Thursday, January 31, 2008

 

People, Places and Things

Strips, slabs and more

By RAY WYCHE
Staff writer

Consider the ubiquitous pine tree.

For more than two centuries, this versatile gift of nature has been a prominent feature in Columbus County residents’ lives.

Over the years, technology has continued to develop more efficient ways of converting our pines into useful products so that little is wasted. Pine tree bark provides fuel for boilers and is an excellent mulch.Parts of the tree not made into lumber are chipped into small bits that are turned into paper products and particle board (OSB).

And now scientists are considering a new use for parts of our pine that do not make it into one of the above products: raw material for ethanol, a substitute for gasoline.

For complete utilization of the tree, today’s harvesting methods are a far cry from earlier times.
But the old-time ground sawmill, powered by a portable steam engine and transported to where the trees grew, offered something lacking in modern lumber manufacturing. While the old way of converting a tree into lumber produced a lot of waste by today’s standards, it was waste that found many uses among the predominantly rural residents.

The first step in turning a log into lumber the old way was to “slab” it by removing with a large circular saw the rounded outer bark portion of the log. Slabs found a multitude of uses: hog pens, passageways over mud holes, fencing and, cut into smaller pieces, firewood.

Today, slabs are non-existent; logs after being de-barked by rotating knives, are squared by chippers, revolving blades that chop what used to be slabs into small chunks or wood chips.

The ground sawmill’s circular saw produced some boards that often had bark edges called strips, edges ranging in widths up to two inches, that were removed to produce a higher quality board. Strips had many uses around a homestead: fencing, firewood, sticks for running beans, and material for roughly built chicken coops. Strips were also convenient for covering the cracks between logs when most tobacco curing barns were made of logs. They also could be turned into toys of various kinds by little boys fortunate enough to find a few small nails, usually previously used.

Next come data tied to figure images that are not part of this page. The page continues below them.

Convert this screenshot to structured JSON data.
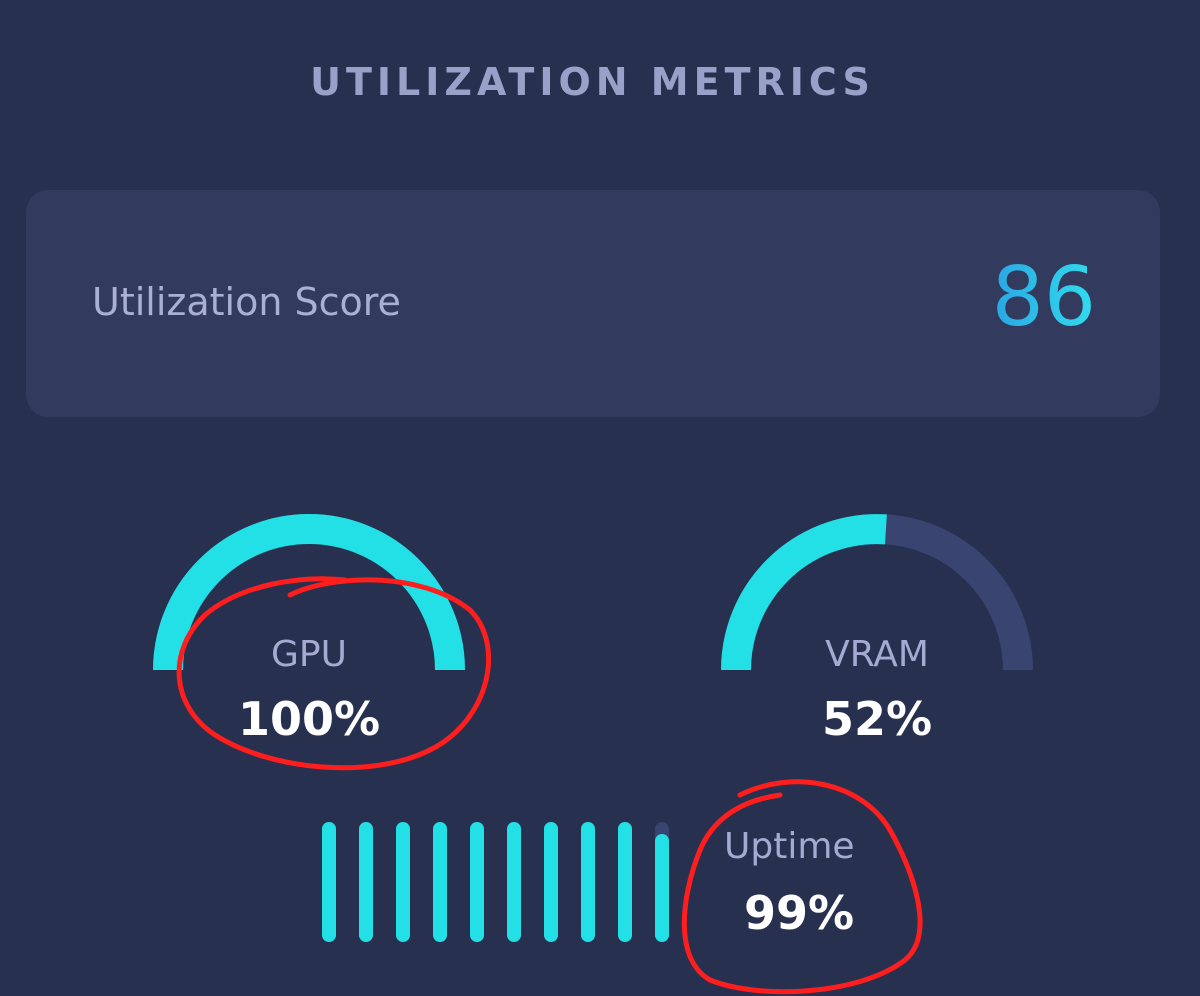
{
  "header": {
    "title": "UTILIZATION METRICS"
  },
  "score": {
    "label": "Utilization Score",
    "value": "86"
  },
  "gauges": [
    {
      "label": "GPU",
      "value_text": "100%",
      "fraction": 1.0
    },
    {
      "label": "VRAM",
      "value_text": "52%",
      "fraction": 0.52
    }
  ],
  "uptime": {
    "label": "Uptime",
    "value_text": "99%",
    "fraction": 0.99,
    "bar_count": 10
  },
  "colors": {
    "background": "#28304f",
    "card": "#323a5d",
    "accent": "#22e0e6",
    "track": "#3a4470",
    "annotation": "#ff1e1e"
  }
}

The sawdust that resulted from the large saw turning a log into lumber was moved a few feet away from the saw by a steel conveyor chain running from a small pit under the saw to a frame about 20 feet high. The result was a perfectly formed (for a while) cone shaped mountain of soft, aromatic (if pine was being sawed) sawdust.

Could a country boy in that era of few if any store-bought entertainments ask for more, particularly when one of our rare snows covered the sawdust pile? A disintegrating slab, its bark rotted off, made an efficient sled on which to speed down the slopes of the man-made hill. The sawdust mountain was soon misshapen with shallow trenches made by these improvised sleds and by caves (that quickly collapsed) dug into the side of the sawdust pile mountain.

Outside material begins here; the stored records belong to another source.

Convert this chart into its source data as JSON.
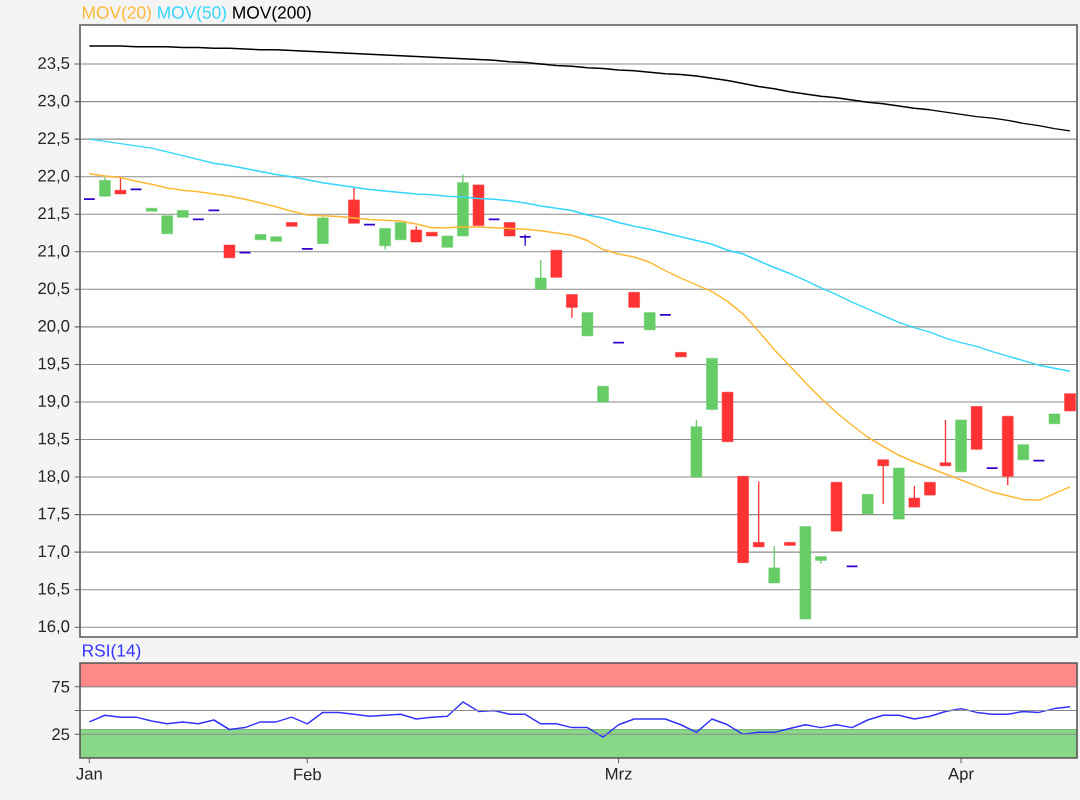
{
  "chart_data": [
    {
      "type": "candlestick",
      "categories": [
        null,
        null,
        null,
        null,
        null,
        null,
        null,
        null,
        null,
        null,
        null,
        null,
        null,
        null,
        null,
        null,
        null,
        null,
        null,
        null,
        null,
        null,
        null,
        null,
        null,
        null,
        null,
        null,
        null,
        null,
        null,
        null,
        null,
        null,
        null,
        null,
        null,
        null,
        null,
        null,
        null,
        null,
        null,
        null,
        null,
        null,
        null,
        null,
        null,
        null,
        null,
        null,
        null,
        null,
        null,
        null,
        null,
        null,
        null,
        null,
        null,
        null,
        null,
        null
      ],
      "ohlc": [
        [
          21.7,
          21.7,
          21.7,
          21.7
        ],
        [
          21.74,
          21.99,
          21.74,
          21.95
        ],
        [
          21.82,
          21.99,
          21.77,
          21.77
        ],
        [
          21.83,
          21.83,
          21.83,
          21.83
        ],
        [
          21.54,
          21.58,
          21.54,
          21.58
        ],
        [
          21.24,
          21.48,
          21.24,
          21.48
        ],
        [
          21.46,
          21.55,
          21.46,
          21.55
        ],
        [
          21.43,
          21.43,
          21.43,
          21.43
        ],
        [
          21.55,
          21.55,
          21.55,
          21.55
        ],
        [
          21.09,
          21.09,
          20.92,
          20.92
        ],
        [
          20.99,
          20.99,
          20.99,
          20.99
        ],
        [
          21.16,
          21.23,
          21.16,
          21.23
        ],
        [
          21.14,
          21.2,
          21.14,
          21.2
        ],
        [
          21.39,
          21.39,
          21.34,
          21.34
        ],
        [
          21.04,
          21.04,
          21.04,
          21.04
        ],
        [
          21.11,
          21.47,
          21.11,
          21.45
        ],
        null,
        [
          21.69,
          21.85,
          21.38,
          21.38
        ],
        [
          21.36,
          21.36,
          21.36,
          21.36
        ],
        [
          21.08,
          21.31,
          21.03,
          21.31
        ],
        [
          21.16,
          21.39,
          21.16,
          21.39
        ],
        [
          21.29,
          21.34,
          21.13,
          21.13
        ],
        [
          21.26,
          21.26,
          21.21,
          21.21
        ],
        [
          21.06,
          21.21,
          21.06,
          21.21
        ],
        [
          21.21,
          22.03,
          21.21,
          21.92
        ],
        [
          21.89,
          21.89,
          21.35,
          21.35
        ],
        [
          21.43,
          21.43,
          21.43,
          21.43
        ],
        [
          21.39,
          21.39,
          21.21,
          21.21
        ],
        [
          21.2,
          21.23,
          21.08,
          21.2
        ],
        [
          20.5,
          20.89,
          20.5,
          20.65
        ],
        [
          21.02,
          21.02,
          20.66,
          20.66
        ],
        [
          20.43,
          20.43,
          20.12,
          20.26
        ],
        [
          19.88,
          20.19,
          19.88,
          20.19
        ],
        [
          19.0,
          19.21,
          19.0,
          19.21
        ],
        [
          19.79,
          19.79,
          19.79,
          19.79
        ],
        [
          20.46,
          20.46,
          20.26,
          20.26
        ],
        [
          19.96,
          20.19,
          19.96,
          20.19
        ],
        [
          20.16,
          20.16,
          20.16,
          20.16
        ],
        [
          19.66,
          19.66,
          19.6,
          19.6
        ],
        [
          18.0,
          18.76,
          18.0,
          18.67
        ],
        [
          18.9,
          19.58,
          18.9,
          19.58
        ],
        [
          19.13,
          19.13,
          18.47,
          18.47
        ],
        [
          18.01,
          18.01,
          16.86,
          16.86
        ],
        [
          17.13,
          17.94,
          17.07,
          17.07
        ],
        [
          16.59,
          17.08,
          16.59,
          16.79
        ],
        [
          17.13,
          17.13,
          17.09,
          17.09
        ],
        [
          16.11,
          17.34,
          16.11,
          17.34
        ],
        [
          16.89,
          16.94,
          16.85,
          16.94
        ],
        [
          17.93,
          17.93,
          17.28,
          17.28
        ],
        [
          16.81,
          16.81,
          16.81,
          16.81
        ],
        [
          17.51,
          17.77,
          17.51,
          17.77
        ],
        [
          18.23,
          18.23,
          17.64,
          18.15
        ],
        [
          17.44,
          18.12,
          17.44,
          18.12
        ],
        [
          17.72,
          17.88,
          17.6,
          17.6
        ],
        [
          17.93,
          17.93,
          17.76,
          17.76
        ],
        [
          18.19,
          18.76,
          18.15,
          18.15
        ],
        [
          18.07,
          18.76,
          18.07,
          18.76
        ],
        [
          18.94,
          18.94,
          18.37,
          18.37
        ],
        [
          18.12,
          18.12,
          18.12,
          18.12
        ],
        [
          18.81,
          18.81,
          17.89,
          18.01
        ],
        [
          18.23,
          18.43,
          18.23,
          18.43
        ],
        [
          18.22,
          18.22,
          18.22,
          18.22
        ],
        [
          18.71,
          18.84,
          18.71,
          18.84
        ],
        [
          19.11,
          19.11,
          18.88,
          18.88
        ]
      ],
      "colors": [
        "#3300cc",
        "#66cc66",
        "#ff3333",
        "#3300cc",
        "#66cc66",
        "#66cc66",
        "#66cc66",
        "#3300cc",
        "#3300cc",
        "#ff3333",
        "#3300cc",
        "#66cc66",
        "#66cc66",
        "#ff3333",
        "#3300cc",
        "#66cc66",
        null,
        "#ff3333",
        "#3300cc",
        "#66cc66",
        "#66cc66",
        "#ff3333",
        "#ff3333",
        "#66cc66",
        "#66cc66",
        "#ff3333",
        "#3300cc",
        "#ff3333",
        "#3300cc",
        "#66cc66",
        "#ff3333",
        "#ff3333",
        "#66cc66",
        "#66cc66",
        "#3300cc",
        "#ff3333",
        "#66cc66",
        "#3300cc",
        "#ff3333",
        "#66cc66",
        "#66cc66",
        "#ff3333",
        "#ff3333",
        "#ff3333",
        "#66cc66",
        "#ff3333",
        "#66cc66",
        "#66cc66",
        "#ff3333",
        "#3300cc",
        "#66cc66",
        "#ff3333",
        "#66cc66",
        "#ff3333",
        "#ff3333",
        "#ff3333",
        "#66cc66",
        "#ff3333",
        "#3300cc",
        "#ff3333",
        "#66cc66",
        "#3300cc",
        "#66cc66",
        "#ff3333"
      ],
      "series": [
        {
          "name": "MOV(20)",
          "type": "line",
          "color": "#ffb833",
          "values": [
            22.04,
            22.01,
            21.99,
            21.94,
            21.9,
            21.85,
            21.82,
            21.8,
            21.77,
            21.74,
            21.7,
            21.65,
            21.6,
            21.54,
            21.49,
            21.48,
            21.47,
            21.45,
            21.43,
            21.42,
            21.41,
            21.37,
            21.32,
            21.32,
            21.33,
            21.33,
            21.32,
            21.31,
            21.3,
            21.28,
            21.25,
            21.22,
            21.15,
            21.03,
            20.97,
            20.93,
            20.86,
            20.75,
            20.65,
            20.56,
            20.47,
            20.34,
            20.17,
            19.94,
            19.7,
            19.48,
            19.26,
            19.05,
            18.86,
            18.69,
            18.53,
            18.41,
            18.29,
            18.2,
            18.12,
            18.04,
            17.96,
            17.88,
            17.8,
            17.75,
            17.7,
            17.69,
            17.78,
            17.87
          ]
        },
        {
          "name": "MOV(50)",
          "type": "line",
          "color": "#33d6ff",
          "values": [
            22.5,
            22.47,
            22.44,
            22.41,
            22.38,
            22.33,
            22.28,
            22.23,
            22.18,
            22.15,
            22.11,
            22.07,
            22.03,
            22.0,
            21.96,
            21.92,
            21.89,
            21.86,
            21.83,
            21.81,
            21.79,
            21.77,
            21.76,
            21.74,
            21.73,
            21.71,
            21.7,
            21.68,
            21.65,
            21.61,
            21.58,
            21.55,
            21.49,
            21.45,
            21.39,
            21.34,
            21.3,
            21.25,
            21.2,
            21.15,
            21.1,
            21.02,
            20.97,
            20.88,
            20.79,
            20.71,
            20.62,
            20.52,
            20.43,
            20.33,
            20.24,
            20.15,
            20.06,
            19.99,
            19.93,
            19.85,
            19.79,
            19.74,
            19.67,
            19.61,
            19.55,
            19.49,
            19.45,
            19.41
          ]
        },
        {
          "name": "MOV(200)",
          "type": "line",
          "color": "#000000",
          "values": [
            23.74,
            23.74,
            23.74,
            23.73,
            23.73,
            23.73,
            23.72,
            23.72,
            23.71,
            23.71,
            23.7,
            23.69,
            23.69,
            23.68,
            23.67,
            23.66,
            23.65,
            23.64,
            23.63,
            23.62,
            23.61,
            23.6,
            23.59,
            23.58,
            23.57,
            23.56,
            23.55,
            23.53,
            23.52,
            23.5,
            23.48,
            23.47,
            23.45,
            23.44,
            23.42,
            23.41,
            23.39,
            23.37,
            23.36,
            23.34,
            23.31,
            23.28,
            23.24,
            23.2,
            23.17,
            23.13,
            23.1,
            23.07,
            23.05,
            23.02,
            22.99,
            22.97,
            22.94,
            22.91,
            22.89,
            22.86,
            22.83,
            22.8,
            22.78,
            22.75,
            22.71,
            22.68,
            22.64,
            22.61
          ]
        }
      ],
      "ylim": [
        15.87,
        24.02
      ],
      "yticks": [
        {
          "value": 16.0,
          "label": "16,0"
        },
        {
          "value": 16.5,
          "label": "16,5"
        },
        {
          "value": 17.0,
          "label": "17,0"
        },
        {
          "value": 17.5,
          "label": "17,5"
        },
        {
          "value": 18.0,
          "label": "18,0"
        },
        {
          "value": 18.5,
          "label": "18,5"
        },
        {
          "value": 19.0,
          "label": "19,0"
        },
        {
          "value": 19.5,
          "label": "19,5"
        },
        {
          "value": 20.0,
          "label": "20,0"
        },
        {
          "value": 20.5,
          "label": "20,5"
        },
        {
          "value": 21.0,
          "label": "21,0"
        },
        {
          "value": 21.5,
          "label": "21,5"
        },
        {
          "value": 22.0,
          "label": "22,0"
        },
        {
          "value": 22.5,
          "label": "22,5"
        },
        {
          "value": 23.0,
          "label": "23,0"
        },
        {
          "value": 23.5,
          "label": "23,5"
        }
      ],
      "grid": "y",
      "tick_labels": "y"
    },
    {
      "type": "line",
      "categories": [
        "Jan",
        null,
        null,
        null,
        null,
        null,
        null,
        null,
        null,
        null,
        null,
        null,
        null,
        null,
        "Feb",
        null,
        null,
        null,
        null,
        null,
        null,
        null,
        null,
        null,
        null,
        null,
        null,
        null,
        null,
        null,
        null,
        null,
        null,
        null,
        "Mrz",
        null,
        null,
        null,
        null,
        null,
        null,
        null,
        null,
        null,
        null,
        null,
        null,
        null,
        null,
        null,
        null,
        null,
        null,
        null,
        null,
        null,
        "Apr",
        null,
        null,
        null,
        null,
        null,
        null,
        null
      ],
      "series": [
        {
          "name": "RSI(14)",
          "color": "#3333ff",
          "values": [
            38,
            45,
            43,
            43,
            39,
            36,
            38,
            36,
            40,
            30,
            32,
            38,
            38,
            43,
            36,
            48,
            48,
            46,
            44,
            45,
            46,
            41,
            43,
            44,
            59,
            49,
            50,
            46,
            46,
            36,
            36,
            32,
            32,
            22,
            35,
            41,
            41,
            41,
            35,
            27,
            41,
            35,
            25,
            27,
            27,
            31,
            35,
            32,
            35,
            32,
            40,
            45,
            45,
            41,
            44,
            49,
            52,
            48,
            46,
            46,
            49,
            48,
            52,
            54
          ]
        }
      ],
      "ylim": [
        0,
        100
      ],
      "yticks": [
        25,
        {
          "value": 50,
          "label": null
        },
        75
      ],
      "bands": [
        {
          "axis": "y",
          "from": 75,
          "to": 100,
          "color": "#ff8888"
        },
        {
          "axis": "y",
          "from": 0,
          "to": 30,
          "color": "#88d888"
        }
      ],
      "grid": "y"
    }
  ]
}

The ground sawmills’ sawdust attracted rural adults also; it made a good mulch for the ladies’ flower beds.

It also found usage as a covering for chicken house floors and, in the pre-refrigerator days, as insulation in homemade, double-walled ice boxes made of wood.

Many a country store’s wooden floor— when there were country stores and floors were made of wood — was kept more or less dust-free and clean-looking by regular applications of oil-soaked sawdust that was spread by hand, walked on for a day or so, and then carefully swept up and discarded.

It was only a few years ago that signs that ground sawmills had existed could be seen in innumerable sawdust piles in woodlands. But time and countless rains have leveled these remains of a by-gone era.

Compared to the today’s sophisticated machinery that turns growing trees into useful products efficiently and economically, these early lumbering operations were primitive; the little sawmills’ outputs were small and production was slow.

By today’s standards, ground sawmills were indeed inefficient and wasteful. But to their neighbors in the mills’ heyday, they were also sources of free, valuable products that most folks could use.